Like a native alarm app, it should be notified at selected time even without active web page.
At first, I considered using push api. But of course push message cannot be arrived while offline. And also push message arrival time cannot be accurate enough for alarm clock.
Is it possible to be notified at the time even without network connection?
What you're describing is functionality that's more closely tied to periodic background sync, rather than push notifications, in that push notifications require a network connection. Periodic background sync has the advantage of being network-independent. (Periodic background sync is just a proposal right now, and hasn't been implemented in any browsers.)

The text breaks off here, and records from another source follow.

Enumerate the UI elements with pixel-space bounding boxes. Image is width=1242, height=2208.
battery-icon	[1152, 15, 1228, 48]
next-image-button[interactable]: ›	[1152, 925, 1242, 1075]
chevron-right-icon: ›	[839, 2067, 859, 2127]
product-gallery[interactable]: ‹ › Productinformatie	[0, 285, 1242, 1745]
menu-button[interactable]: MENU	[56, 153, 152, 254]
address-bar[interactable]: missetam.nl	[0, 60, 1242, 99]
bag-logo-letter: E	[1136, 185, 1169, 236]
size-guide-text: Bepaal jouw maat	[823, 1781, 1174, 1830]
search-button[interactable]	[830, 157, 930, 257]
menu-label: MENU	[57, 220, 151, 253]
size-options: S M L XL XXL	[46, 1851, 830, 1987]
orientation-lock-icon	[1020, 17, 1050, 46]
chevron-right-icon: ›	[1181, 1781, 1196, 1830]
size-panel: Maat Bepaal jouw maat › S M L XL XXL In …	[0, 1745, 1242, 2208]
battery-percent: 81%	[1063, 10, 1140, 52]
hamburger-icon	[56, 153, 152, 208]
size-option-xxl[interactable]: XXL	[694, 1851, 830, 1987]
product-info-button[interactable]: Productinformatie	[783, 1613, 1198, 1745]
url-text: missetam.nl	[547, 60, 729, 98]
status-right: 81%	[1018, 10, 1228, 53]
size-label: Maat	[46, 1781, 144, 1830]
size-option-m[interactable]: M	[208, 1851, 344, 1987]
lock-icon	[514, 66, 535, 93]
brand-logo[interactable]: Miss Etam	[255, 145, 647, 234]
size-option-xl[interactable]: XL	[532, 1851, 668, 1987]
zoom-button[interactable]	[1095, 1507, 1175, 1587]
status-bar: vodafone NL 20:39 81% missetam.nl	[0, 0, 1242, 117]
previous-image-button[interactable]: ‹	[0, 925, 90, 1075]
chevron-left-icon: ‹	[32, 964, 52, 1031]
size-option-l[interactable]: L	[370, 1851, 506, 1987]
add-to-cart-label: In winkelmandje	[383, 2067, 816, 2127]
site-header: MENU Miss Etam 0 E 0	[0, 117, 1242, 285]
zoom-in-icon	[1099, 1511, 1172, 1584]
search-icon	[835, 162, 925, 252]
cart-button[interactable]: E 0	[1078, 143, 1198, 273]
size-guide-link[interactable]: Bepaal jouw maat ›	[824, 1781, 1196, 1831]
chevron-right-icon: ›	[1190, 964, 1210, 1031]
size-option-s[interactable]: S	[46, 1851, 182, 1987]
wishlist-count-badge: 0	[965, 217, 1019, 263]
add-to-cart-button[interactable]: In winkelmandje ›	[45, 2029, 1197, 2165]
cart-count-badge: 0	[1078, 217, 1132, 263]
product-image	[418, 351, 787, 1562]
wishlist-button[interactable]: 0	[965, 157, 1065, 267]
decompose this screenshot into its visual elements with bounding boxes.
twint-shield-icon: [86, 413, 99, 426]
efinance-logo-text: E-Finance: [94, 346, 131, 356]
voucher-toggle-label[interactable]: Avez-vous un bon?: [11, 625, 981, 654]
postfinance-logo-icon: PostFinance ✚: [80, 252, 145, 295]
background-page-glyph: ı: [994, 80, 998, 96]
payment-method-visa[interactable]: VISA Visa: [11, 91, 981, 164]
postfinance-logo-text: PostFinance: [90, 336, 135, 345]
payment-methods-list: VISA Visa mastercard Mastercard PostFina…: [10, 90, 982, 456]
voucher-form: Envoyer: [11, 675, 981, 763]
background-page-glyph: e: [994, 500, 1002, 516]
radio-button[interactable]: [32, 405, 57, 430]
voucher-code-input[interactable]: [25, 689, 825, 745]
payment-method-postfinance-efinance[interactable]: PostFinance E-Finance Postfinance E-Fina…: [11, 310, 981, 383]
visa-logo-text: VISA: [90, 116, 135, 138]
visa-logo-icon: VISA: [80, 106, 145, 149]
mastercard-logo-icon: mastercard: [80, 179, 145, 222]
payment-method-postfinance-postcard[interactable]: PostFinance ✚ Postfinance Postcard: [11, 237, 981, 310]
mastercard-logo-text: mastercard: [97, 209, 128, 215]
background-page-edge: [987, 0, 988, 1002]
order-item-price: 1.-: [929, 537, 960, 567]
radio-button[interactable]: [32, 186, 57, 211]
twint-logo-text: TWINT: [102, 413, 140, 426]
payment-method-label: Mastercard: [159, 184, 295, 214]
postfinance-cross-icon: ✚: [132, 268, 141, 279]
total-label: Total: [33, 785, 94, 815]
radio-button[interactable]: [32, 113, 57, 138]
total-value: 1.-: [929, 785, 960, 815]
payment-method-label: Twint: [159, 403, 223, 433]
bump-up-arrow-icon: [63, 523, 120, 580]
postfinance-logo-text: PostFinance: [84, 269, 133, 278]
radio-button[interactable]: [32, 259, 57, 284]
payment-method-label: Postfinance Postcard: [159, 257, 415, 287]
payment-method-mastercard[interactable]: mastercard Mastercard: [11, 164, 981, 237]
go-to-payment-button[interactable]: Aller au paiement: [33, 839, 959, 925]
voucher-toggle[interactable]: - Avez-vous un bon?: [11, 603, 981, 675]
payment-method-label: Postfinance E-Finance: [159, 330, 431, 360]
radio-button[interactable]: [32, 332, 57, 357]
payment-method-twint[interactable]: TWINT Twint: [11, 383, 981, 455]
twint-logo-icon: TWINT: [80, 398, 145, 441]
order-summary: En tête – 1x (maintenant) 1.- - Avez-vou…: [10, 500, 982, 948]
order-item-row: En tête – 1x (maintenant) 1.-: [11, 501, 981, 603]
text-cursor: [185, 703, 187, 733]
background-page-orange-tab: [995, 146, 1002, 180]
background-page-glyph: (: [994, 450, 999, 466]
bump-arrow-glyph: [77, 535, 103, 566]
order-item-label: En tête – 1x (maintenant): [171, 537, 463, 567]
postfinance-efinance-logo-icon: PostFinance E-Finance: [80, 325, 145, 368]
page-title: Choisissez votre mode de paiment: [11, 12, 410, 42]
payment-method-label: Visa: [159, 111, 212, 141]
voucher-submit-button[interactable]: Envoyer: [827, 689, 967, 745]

But, unfortunately for your use case, periodic background sync is explicitly not designed for events that need to be triggered at a precise time, which would be needed to make an alarm clock useful. As per the original proposal:
What periodic sync is not
Periodic sync is specifically not an exact alarm API. The scheduling granularity is in milliseconds but events may be delayed from firing for several hours depending on usage frequency and device state (battery, connection, location).
The results of a sync running should be "beneficial" not "critical". If your use-case is critical, one-off syncs or the push API may serve your requirements.
There are various optimizations baked into modern mobile operating systems to minimize power usage when a device is considered idle, including running periodic tasks in staggered batches instead of given those tasks fine-grained control over when they're run.